Picture: Nigel Pugh

Two sessions at the Wales Real Food and Farming Conference in November 2022 explore “land-sharing” – the use of farmland for more than one purpose.  It means looking for different uses which complement each other and produce several products or outcomes.

In Wales we have acknowledged we are in a climate and nature emergency.  This puts multiple pressures on the land, and we need to multi-task our way out of it, with urgency.  The proposed Sustainable Farming Scheme (SFS) can help do this.

Land-sharing includes the familiar practices of farm diversification and traditional mixed farming, with new opportunities to modify farming operations to reduce reliance on buying in inputs and applying practices such as agroforestry and on-farm energy generation more widely.

Agroforestry – using trees on farms – applies land sharing in support of food production.  It diverts farms away from the treadmill of intensification through simplification, and the high dependence on expensive and polluting inputs that has favoured power and profits for middlemen.  This has created uniform landscapes that contribute to, rather than alleviate, the climate and nature emergency.

The desire to reverse this loss of farm diversity was one of the motivations of the Pontbren farmers in their ground-breaking project in the 1990s.  They decided to re-invest in trees and hedges for livestock shelter, better water management and watercourse protection.

This farmer-led initiative has inspired our Hedges and Edges approach, and our advocacy of this as a significant component  of  the universal tier of the SFS.  

Yn Gymraeg yma.

The conference panel discussion on “Sustainable farming and localised food systemsconsiders how we can be less reliant on imports of climate-vulnerable food and high-cost livestock feed, fertiliser, chemicals, and fossil fuels.  Doing this improves the resilience of food and farming at home whilst helping us to be a Globally Responsible Wales, reducing the environmental, social and cultural damage that we export overseas.

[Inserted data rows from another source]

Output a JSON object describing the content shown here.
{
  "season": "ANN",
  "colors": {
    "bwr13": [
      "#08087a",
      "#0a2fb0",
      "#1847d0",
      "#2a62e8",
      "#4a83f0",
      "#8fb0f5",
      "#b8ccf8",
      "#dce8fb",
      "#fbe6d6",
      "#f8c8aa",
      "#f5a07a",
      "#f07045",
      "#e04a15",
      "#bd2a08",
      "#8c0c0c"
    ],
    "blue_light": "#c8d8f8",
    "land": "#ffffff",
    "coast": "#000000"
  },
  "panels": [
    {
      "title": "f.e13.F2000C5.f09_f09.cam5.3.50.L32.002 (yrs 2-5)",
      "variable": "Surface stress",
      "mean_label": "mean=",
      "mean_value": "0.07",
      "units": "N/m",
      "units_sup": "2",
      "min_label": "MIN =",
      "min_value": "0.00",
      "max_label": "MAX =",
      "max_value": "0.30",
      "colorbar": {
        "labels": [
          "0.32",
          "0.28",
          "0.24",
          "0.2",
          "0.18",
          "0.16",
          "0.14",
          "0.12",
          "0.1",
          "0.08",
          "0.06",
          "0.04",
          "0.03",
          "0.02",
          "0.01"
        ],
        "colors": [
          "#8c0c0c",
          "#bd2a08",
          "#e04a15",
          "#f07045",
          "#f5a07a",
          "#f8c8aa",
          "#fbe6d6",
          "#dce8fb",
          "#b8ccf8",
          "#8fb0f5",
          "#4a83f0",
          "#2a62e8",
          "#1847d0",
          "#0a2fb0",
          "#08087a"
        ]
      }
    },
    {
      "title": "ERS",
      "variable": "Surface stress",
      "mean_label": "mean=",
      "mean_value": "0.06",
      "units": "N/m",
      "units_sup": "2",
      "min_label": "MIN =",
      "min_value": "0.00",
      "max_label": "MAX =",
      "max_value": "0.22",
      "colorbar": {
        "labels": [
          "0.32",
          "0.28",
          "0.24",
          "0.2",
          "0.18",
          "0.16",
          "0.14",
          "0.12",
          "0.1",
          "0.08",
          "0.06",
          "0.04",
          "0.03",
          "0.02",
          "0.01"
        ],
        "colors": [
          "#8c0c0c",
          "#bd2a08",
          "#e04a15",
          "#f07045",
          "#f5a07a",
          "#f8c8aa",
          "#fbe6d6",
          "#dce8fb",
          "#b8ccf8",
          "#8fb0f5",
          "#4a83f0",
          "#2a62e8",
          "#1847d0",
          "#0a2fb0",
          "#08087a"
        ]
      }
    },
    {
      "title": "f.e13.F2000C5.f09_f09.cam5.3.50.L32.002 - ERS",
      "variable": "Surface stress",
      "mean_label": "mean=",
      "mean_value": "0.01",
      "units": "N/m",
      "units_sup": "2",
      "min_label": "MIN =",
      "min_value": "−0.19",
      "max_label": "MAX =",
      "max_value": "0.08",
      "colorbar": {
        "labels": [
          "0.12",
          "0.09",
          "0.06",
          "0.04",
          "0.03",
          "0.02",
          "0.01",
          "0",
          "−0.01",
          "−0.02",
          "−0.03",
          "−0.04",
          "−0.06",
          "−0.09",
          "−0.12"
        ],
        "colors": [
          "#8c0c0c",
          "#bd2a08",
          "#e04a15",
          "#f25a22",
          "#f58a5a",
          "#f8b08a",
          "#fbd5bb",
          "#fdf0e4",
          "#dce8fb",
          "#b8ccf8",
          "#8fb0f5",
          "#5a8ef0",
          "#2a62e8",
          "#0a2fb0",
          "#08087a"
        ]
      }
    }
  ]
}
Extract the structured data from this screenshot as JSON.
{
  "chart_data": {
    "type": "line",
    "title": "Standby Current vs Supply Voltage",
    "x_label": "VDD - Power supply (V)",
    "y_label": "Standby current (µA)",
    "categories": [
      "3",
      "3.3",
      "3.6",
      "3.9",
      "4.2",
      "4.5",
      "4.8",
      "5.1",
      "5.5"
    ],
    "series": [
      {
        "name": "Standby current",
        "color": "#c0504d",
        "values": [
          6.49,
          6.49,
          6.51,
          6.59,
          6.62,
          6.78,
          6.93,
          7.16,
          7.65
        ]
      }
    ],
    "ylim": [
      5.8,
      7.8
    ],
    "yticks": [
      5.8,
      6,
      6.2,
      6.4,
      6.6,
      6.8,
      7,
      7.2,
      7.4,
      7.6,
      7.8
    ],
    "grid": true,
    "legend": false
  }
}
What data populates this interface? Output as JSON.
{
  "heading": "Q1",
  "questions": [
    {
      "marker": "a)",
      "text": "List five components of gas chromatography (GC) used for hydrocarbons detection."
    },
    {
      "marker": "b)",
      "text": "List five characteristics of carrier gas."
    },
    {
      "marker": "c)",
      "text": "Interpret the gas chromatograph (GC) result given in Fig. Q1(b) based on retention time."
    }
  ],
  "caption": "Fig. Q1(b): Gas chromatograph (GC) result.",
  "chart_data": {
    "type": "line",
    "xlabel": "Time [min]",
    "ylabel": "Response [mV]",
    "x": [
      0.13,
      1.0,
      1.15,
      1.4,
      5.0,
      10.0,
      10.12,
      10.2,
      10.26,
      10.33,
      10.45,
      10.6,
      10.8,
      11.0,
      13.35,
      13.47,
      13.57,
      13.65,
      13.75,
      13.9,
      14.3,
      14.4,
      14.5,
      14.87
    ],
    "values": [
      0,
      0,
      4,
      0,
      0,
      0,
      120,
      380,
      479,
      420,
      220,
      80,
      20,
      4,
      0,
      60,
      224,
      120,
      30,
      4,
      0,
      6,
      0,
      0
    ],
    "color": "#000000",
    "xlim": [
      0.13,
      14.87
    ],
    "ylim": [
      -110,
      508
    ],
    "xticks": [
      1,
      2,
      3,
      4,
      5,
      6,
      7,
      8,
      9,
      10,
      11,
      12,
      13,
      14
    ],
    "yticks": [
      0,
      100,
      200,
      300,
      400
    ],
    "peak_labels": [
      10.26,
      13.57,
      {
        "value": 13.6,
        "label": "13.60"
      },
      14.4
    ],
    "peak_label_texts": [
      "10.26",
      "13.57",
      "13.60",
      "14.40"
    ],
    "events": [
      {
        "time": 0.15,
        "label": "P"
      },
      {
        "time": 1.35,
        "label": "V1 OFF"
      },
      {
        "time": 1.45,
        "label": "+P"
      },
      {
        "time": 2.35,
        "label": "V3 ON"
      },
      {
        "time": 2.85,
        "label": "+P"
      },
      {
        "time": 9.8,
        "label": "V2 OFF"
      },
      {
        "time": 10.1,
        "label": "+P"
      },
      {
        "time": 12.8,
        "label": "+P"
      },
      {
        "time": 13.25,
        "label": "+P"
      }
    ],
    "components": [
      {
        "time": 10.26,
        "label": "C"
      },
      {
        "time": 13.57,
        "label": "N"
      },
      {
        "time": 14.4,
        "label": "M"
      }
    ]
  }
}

Land-sharing is integral to meeting the four objectives of sustainable land management in the Wales Agriculture Bill and the SFS:

a) To produce food and other goods in a sustainable manner.

b) To mitigate and adapt to climate change.

c) To maintain and enhance the resilience of ecosystems and the benefits they provide.

d) To conserve and enhance the countryside and cultural resources, and promote public access to and engagement with them, and to sustain the Welsh language and promote and facilitate its use.

Helen Chesshire / WTML

The Wellbeing of Future Generations Act requires that these four objectives are met in a balanced way that meets the needs of the present, without compromising the ability of future generations to meet their own needs.

The panel discussion on “The power of trees” considers opportunities for increasing trees on farms through more agroforestry; how this could help meet the tree cover and habitat management thresholds for receipt of universal payments, without necessarily taking that land “out of production.”

They do this, for example, through the provision of shade and shelter, and products such as wood chip and bedding for on-farm use.

How agroforestry supports farming

Trees fix and store carbon, and significantly contribute to aspirations to delivering net zero farm carbon budgets, whilst also delivering these other benefits.

Farming is facing great challenges in the face of climate change and the insecurity and volatility of external inputs.  Using the natural resources of the farm – the soil, water, trees, and growth potential – in a wise and truly sustainable way is in everyone’s interest.  

This transformation won’t be easy or cheap, and it is one that deserves substantive public support.  It is our responsibility to address climate change now, and spare future generations far greater financial and human costs.